Nicholas II of Russia
Russian Czar (1894-1918)

He was born on May 18, 1868 in Tsarskoe Sielo.
Eldest son of the Tsar Alexander III.
In 1894, he married Alix of Hesse, German Princess who adopted the name of Alejandra Fedorovny to convert to the Russian Orthodox religion . His father died that same year. At the coronation ceremony held in 1894 in Moscow, gifts were prepared to be distributed among the attendees. However, among the ranks of guests waiting to collect the present began spreading the rumor that wouldn't be enough for everyone. This produced an unstoppable rush towards the tables set with gifts. The Stampede caused hundreds of dead, trampled and suffocated by the crowd.
He tried to preserve the absolute power of the Russian monarchy, refusing to grant concessions to those who called for greater political liberalization. Without skills to direct the State relied on the advice of his wife, whose Mystic beliefs were a clear influence on him.
The Russian expansion in the Far East by the Tsar himself concluded in the catastrophe of the Russo-Japanese war (1904-1905), which led to the outbreak of the revolution of 1905. While this rebellion forced him to accept the existence of a representative Assembly, the Duma, which would limit the monarchical autocracy, Nicolás II continued thinking that it was only responsible before God of their management as monarch, so it avoided the conversion of Russia into a genuine constitutional monarchy.
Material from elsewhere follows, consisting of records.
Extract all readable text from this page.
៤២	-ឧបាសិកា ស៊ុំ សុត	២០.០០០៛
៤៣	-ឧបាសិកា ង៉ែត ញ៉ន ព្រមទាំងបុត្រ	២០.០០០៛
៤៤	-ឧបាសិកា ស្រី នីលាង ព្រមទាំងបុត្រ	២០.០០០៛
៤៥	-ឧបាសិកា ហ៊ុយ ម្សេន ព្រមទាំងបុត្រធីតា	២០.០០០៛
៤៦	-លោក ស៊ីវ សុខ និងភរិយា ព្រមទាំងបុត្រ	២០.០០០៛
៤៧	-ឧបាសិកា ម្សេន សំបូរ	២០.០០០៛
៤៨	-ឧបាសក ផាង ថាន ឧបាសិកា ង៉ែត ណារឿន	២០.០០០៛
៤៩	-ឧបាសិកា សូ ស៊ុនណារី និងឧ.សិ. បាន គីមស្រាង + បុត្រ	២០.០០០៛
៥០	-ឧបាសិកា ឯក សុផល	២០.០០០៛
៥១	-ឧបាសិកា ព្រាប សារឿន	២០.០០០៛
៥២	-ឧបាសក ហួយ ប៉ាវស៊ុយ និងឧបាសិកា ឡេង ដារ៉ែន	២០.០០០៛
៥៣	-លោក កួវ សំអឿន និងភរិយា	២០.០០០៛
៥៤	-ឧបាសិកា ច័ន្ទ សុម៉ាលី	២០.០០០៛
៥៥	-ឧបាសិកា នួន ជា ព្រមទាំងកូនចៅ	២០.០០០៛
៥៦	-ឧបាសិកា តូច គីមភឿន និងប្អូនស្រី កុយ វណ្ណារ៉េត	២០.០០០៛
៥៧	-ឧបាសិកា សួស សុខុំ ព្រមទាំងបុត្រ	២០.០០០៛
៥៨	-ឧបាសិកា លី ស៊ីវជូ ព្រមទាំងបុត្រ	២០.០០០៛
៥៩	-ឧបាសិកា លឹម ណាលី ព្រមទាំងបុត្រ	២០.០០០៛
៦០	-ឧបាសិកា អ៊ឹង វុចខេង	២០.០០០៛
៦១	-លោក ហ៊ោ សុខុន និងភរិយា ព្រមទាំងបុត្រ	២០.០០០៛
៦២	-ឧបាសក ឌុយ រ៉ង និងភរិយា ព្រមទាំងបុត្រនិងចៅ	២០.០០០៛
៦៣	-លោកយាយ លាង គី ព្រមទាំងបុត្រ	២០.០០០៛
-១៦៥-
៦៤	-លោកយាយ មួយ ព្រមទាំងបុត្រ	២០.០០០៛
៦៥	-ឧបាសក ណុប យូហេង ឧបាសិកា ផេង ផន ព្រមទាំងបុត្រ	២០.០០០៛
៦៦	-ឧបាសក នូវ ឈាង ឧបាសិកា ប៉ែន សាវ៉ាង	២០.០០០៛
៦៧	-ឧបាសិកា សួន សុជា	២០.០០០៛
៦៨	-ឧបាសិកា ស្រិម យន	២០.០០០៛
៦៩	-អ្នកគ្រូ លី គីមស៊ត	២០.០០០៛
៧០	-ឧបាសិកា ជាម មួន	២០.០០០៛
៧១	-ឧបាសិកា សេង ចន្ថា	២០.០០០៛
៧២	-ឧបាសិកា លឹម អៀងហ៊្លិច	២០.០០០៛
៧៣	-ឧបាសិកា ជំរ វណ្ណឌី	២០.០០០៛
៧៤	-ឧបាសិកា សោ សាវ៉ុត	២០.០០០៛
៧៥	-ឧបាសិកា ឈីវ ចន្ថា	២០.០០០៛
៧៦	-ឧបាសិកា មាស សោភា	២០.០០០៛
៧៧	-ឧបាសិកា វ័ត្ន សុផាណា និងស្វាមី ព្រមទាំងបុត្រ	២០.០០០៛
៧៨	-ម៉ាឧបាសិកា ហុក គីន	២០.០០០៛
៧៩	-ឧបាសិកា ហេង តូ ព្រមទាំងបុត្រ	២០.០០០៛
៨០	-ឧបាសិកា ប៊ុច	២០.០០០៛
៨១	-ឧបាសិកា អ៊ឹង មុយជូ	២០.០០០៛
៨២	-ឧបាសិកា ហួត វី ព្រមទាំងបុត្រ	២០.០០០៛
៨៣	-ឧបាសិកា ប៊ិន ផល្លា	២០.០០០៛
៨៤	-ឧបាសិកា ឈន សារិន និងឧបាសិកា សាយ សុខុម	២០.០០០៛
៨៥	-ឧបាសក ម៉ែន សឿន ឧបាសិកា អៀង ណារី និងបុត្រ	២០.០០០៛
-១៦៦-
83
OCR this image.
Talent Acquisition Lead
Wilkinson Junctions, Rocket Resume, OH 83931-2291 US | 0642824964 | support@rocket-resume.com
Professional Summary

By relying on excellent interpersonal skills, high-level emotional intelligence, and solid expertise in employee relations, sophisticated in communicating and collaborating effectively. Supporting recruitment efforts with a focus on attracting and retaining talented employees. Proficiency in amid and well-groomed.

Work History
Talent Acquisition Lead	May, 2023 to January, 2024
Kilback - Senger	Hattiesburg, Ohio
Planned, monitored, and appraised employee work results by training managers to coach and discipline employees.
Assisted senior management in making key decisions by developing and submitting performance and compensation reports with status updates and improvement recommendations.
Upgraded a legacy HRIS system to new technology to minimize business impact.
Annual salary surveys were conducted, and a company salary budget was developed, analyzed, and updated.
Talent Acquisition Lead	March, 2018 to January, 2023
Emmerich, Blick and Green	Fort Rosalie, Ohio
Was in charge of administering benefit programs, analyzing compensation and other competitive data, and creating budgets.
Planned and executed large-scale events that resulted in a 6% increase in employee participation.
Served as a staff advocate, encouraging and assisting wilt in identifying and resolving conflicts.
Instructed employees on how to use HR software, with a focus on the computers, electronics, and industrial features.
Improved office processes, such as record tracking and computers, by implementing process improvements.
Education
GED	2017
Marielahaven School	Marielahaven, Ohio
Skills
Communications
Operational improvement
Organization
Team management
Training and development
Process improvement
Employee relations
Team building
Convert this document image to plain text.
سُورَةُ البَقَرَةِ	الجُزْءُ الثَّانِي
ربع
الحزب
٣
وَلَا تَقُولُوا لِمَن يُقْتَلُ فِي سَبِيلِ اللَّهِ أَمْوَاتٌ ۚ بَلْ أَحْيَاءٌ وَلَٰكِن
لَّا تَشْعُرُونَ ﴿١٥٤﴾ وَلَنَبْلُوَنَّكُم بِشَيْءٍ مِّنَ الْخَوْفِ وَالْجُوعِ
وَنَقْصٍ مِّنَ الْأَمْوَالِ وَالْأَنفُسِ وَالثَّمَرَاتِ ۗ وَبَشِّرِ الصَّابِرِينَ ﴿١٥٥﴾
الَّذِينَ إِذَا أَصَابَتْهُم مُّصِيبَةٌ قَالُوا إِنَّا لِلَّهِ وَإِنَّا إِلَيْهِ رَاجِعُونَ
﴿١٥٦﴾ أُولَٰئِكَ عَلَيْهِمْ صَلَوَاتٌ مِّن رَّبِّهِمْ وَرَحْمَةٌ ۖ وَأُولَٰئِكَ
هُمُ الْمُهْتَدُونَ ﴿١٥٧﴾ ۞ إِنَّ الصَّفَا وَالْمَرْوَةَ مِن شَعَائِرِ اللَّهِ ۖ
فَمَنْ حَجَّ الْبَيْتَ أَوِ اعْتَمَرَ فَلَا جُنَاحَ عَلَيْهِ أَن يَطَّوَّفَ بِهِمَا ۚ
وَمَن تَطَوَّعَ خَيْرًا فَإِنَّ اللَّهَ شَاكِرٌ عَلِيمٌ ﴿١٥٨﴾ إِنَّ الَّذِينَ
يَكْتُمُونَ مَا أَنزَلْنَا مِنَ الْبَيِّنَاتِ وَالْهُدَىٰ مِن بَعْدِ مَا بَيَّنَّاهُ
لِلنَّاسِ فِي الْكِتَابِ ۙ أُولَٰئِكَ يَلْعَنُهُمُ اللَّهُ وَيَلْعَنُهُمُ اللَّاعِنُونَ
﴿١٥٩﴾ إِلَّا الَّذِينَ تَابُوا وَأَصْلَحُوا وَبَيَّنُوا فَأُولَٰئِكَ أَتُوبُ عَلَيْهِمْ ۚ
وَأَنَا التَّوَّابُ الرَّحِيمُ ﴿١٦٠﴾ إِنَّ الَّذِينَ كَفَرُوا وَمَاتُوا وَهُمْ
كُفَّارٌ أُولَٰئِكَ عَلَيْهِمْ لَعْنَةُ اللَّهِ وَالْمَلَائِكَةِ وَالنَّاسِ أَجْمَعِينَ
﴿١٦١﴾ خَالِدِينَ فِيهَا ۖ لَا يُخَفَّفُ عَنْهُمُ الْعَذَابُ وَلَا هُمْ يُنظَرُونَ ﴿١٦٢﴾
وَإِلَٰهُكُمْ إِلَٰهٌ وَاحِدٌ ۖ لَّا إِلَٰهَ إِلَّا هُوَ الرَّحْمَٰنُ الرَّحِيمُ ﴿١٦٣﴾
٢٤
Despite the good relations maintained with his cousin William II of Germany, their respective States clashed when erupted in 1914 the First world war. The military defeats and the suffering which this conflict resulted in the Russian people increased the bad image of the Tsar, especially when he had personally assumed command of the army in 1915, so was forced to abdicate in March 1917.
The Bolsheviks him kept prisoner until together with his wife and their five children, were driven in the company of his Entourage to the basement of the farmhouse of the merchant Nikolái Ipatiev; they were lined up and shot by 11 soldiers on July 17, 1918. Not all were killed on the spot and several of the daughters of the Tsar were topped with blows of butt and bayonet, because bullets clashed against the jewels that hid sewn under their dresses.
The bodies were buried twice in different places, for no trace, since the soldiers doused them with sulphuric acid. The remains attributed to the Tsar, his wife and three children were found in 1979, and after being identified, buried in Saint Petersburg in 1998. The remains of two of the children found in 2007 to 70 meters from where it rested the first, were certified as the Grand Duchess Maria and Tsarevich Alexei.
The Archbishop's Council decided in 2000 to canonize Czar Nicholas II and his family as martyrs of communism. The Russian Supreme Court ruled in 2008 that the last of the Romanov Dynasty was killed illegally by Bolshevik revolutionaries.